I'm looking for tuning tips as a code and not parameters to set for a running system (like jvm size etc...)
I'm curious, when TokyoCabinet loads 1B keys in 25 minutes what are the sizes of the keys/values being stored? What's the I/O systems and the storage system you're using? Are you using the term "load" to mean 1B transactional commits to permanent stable storage? That would be ~666,666 inserts/second, which is physically impossible given any I/O system I'm aware of. Multiply that number times the key and value size and now you're hopelessly beyond physical limits.

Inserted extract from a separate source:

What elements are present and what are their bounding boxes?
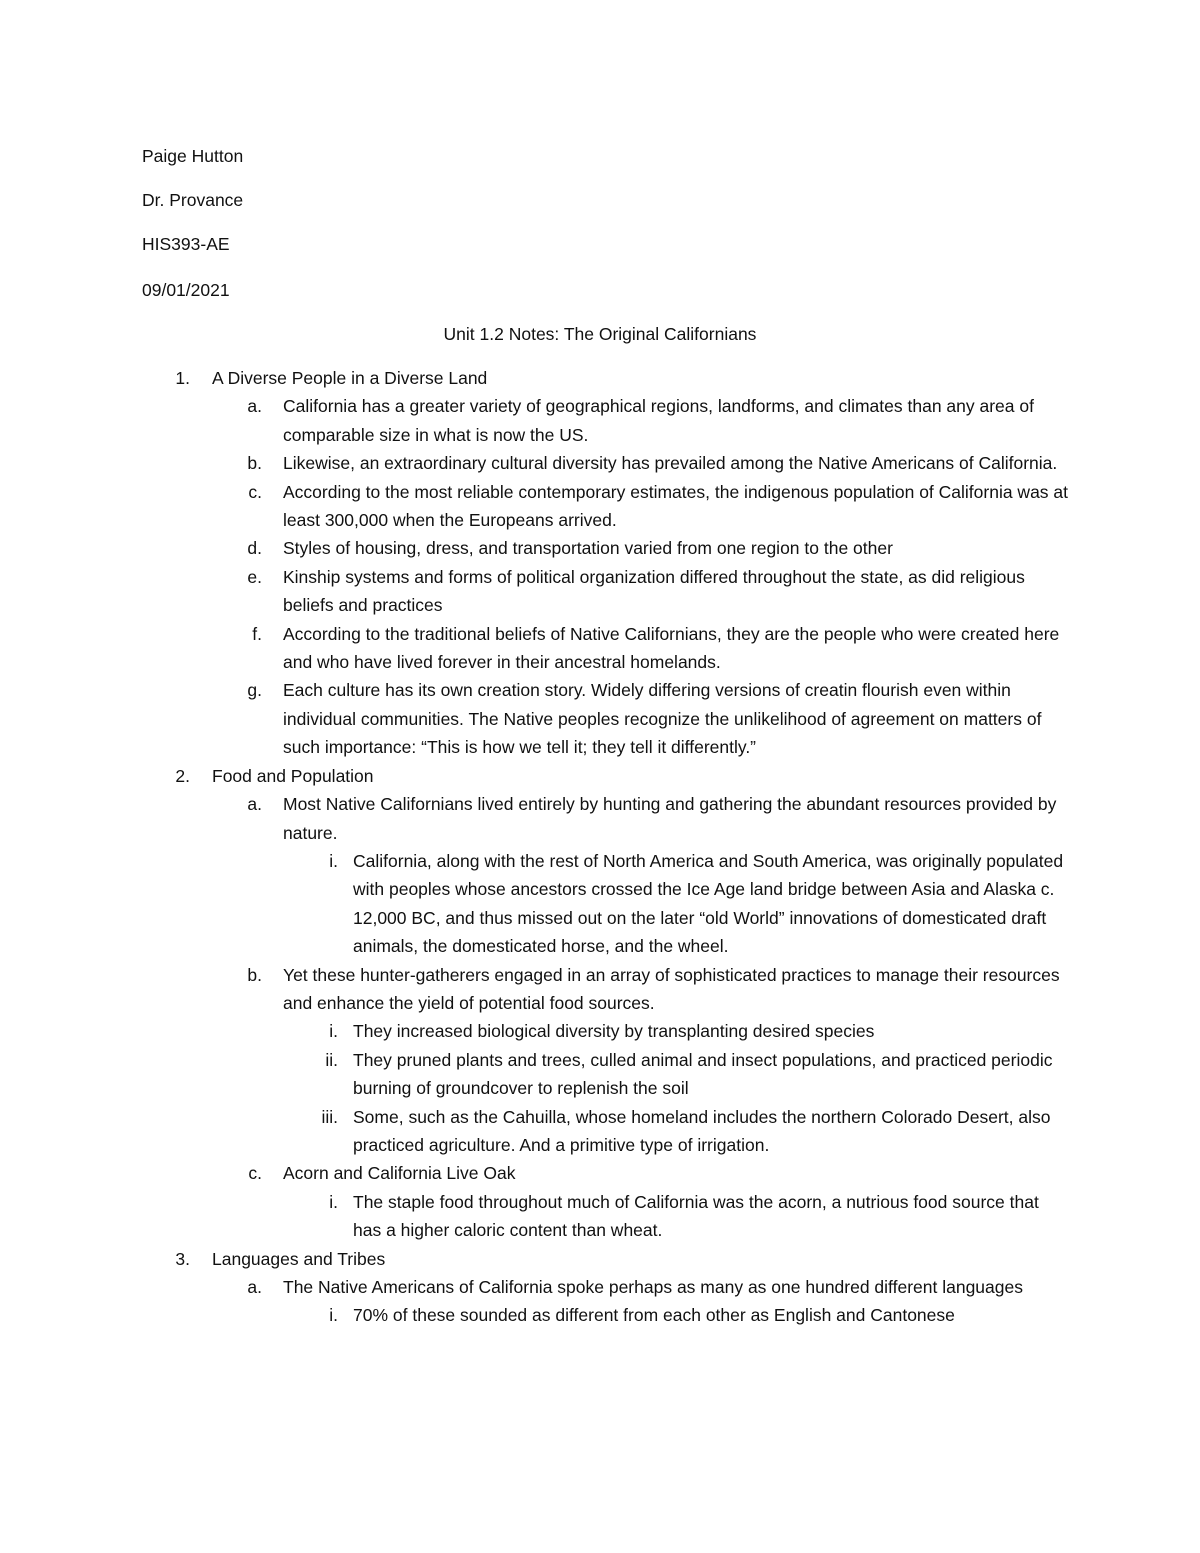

Please take a look at Gustavo Duarte's blog, read a bit about I/O systems and how things work in hardware and then review your statement. I'm very interested in finding out what exactly TokyoCabinet is doing and what it isn't doing. If I had to guess I'd say that either it's committing to file-system cache in the operating system, but not flushing (fdsync()-ing) those buffers to disk.
Full Disclosure: I'm a product manager at Oracle for Oracle Berkeley DB (a direct competitor of TokyoCabinet), I've been playing with these databases and the best hardware around for them for about ten years so I'm both biased and skeptical.
Berkeley DB has flags you can set on the transaction handle which mimic this and other similar methods of trading off durability (the "D" in ACID) for speed.
As far as how to make Berkeley DB Java Edition (BDB-JE) faster you can try the following:
Deferred writes: this delays writing
to the transaction log for as long as
possible (when buffers are full, it
flushes the data)
Sort your keys in advance: most
B-Trees (ours included) do much
better with in-order insertions for
fast load times-
Increasing the size of the log
files from the default of 10MiB to
something larger, like 100MiB, this
reduces I/O cost-
It's very important to be clear about claims of performance with databases. They seems simple, but it turns out to be very very tricky to get them right so that they don't ever corrupt data or lose committed transactions.
I hope this helps you a bit.
Bulk inserts on BDB-JE are an order of magnitude faster if you group them into a single transaction. The reason is that each single commit causes (by default) a sync write to disk while a transaction is synchronized on commit. In my application writing 100'000 small keys as single commits tooks more than a minute while in a transaction it takes just a few seconds.